Лес вокруг нас стих. Там, где когда-то разносился треск сухих листьев или едва слышный звук шагов, теперь не осталось ничего, даже шёпота ветра. Моё сердце в смятении, но желудок словно чистый лёд. Думаю, лес показывает мне, как же я глупа, что позабыла свой страх перед чащобой, место которому уступил страх перед Охотниками.

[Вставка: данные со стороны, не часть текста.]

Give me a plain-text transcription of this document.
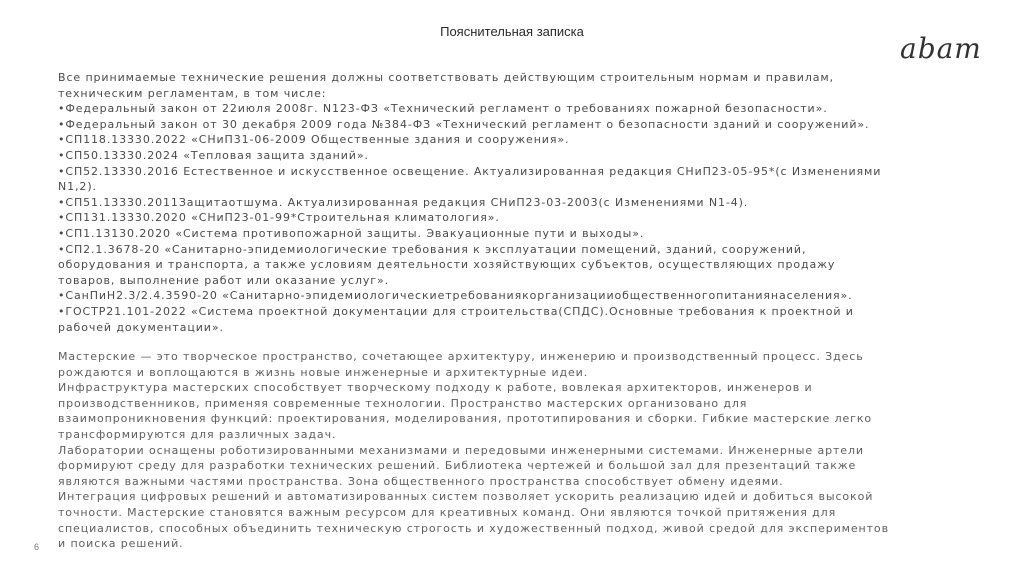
Пояснительная записка
abam
Все принимаемые технические решения должны соответствовать действующим строительным нормам и правилам,
техническим регламентам, в том числе:
•Федеральный закон от 22июля 2008г. N123-ФЗ «Технический регламент о требованиях пожарной безопасности».
•Федеральный закон от 30 декабря 2009 года №384-ФЗ «Технический регламент о безопасности зданий и сооружений».
•СП118.13330.2022 «СНиП31-06-2009 Общественные здания и сооружения».
•СП50.13330.2024 «Тепловая защита зданий».
•СП52.13330.2016 Естественное и искусственное освещение. Актуализированная редакция СНиП23-05-95*(с Изменениями
N1,2).
•СП51.13330.2011Защитаотшума. Актуализированная редакция СНиП23-03-2003(с Изменениями N1-4).
•СП131.13330.2020 «СНиП23-01-99*Строительная климатология».
•СП1.13130.2020 «Система противопожарной защиты. Эвакуационные пути и выходы».
•СП2.1.3678-20 «Санитарно-эпидемиологические требования к эксплуатации помещений, зданий, сооружений,
оборудования и транспорта, а также условиям деятельности хозяйствующих субъектов, осуществляющих продажу
товаров, выполнение работ или оказание услуг».
•СанПиН2.3/2.4.3590-20 «Санитарно-эпидемиологическиетребованиякорганизацииобщественногопитаниянаселения».
•ГОСТР21.101-2022 «Система проектной документации для строительства(СПДС).Основные требования к проектной и
рабочей документации».
Мастерские — это творческое пространство, сочетающее архитектуру, инженерию и производственный процесс. Здесь
рождаются и воплощаются в жизнь новые инженерные и архитектурные идеи.
Инфраструктура мастерских способствует творческому подходу к работе, вовлекая архитекторов, инженеров и
производственников, применяя современные технологии. Пространство мастерских организовано для
взаимопроникновения функций: проектирования, моделирования, прототипирования и сборки. Гибкие мастерские легко
трансформируются для различных задач.
Лаборатории оснащены роботизированными механизмами и передовыми инженерными системами. Инженерные артели
формируют среду для разработки технических решений. Библиотека чертежей и большой зал для презентаций также
являются важными частями пространства. Зона общественного пространства способствует обмену идеями.
Интеграция цифровых решений и автоматизированных систем позволяет ускорить реализацию идей и добиться высокой
точности. Мастерские становятся важным ресурсом для креативных команд. Они являются точкой притяжения для
специалистов, способных объединить техническую строгость и художественный подход, живой средой для экспериментов
и поиска решений.
6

– Волчица, – шепчет Пехти. Его голова откидывается назад, мне на плечо.
– Не надо, – цежу я. – Не говори.
– Знаешь, что с тобой сделают? – настойчиво уточняет Пехти. Его глаз я не вижу, только затылок и кожу на подбородке – всё мраморно-серое, словно лишайник на бревне. – Когда доберёшься до столицы. Король… этот король-безбожник… Нет, не он. Его сын.
Распрямляюсь, силясь сбросить его с себя.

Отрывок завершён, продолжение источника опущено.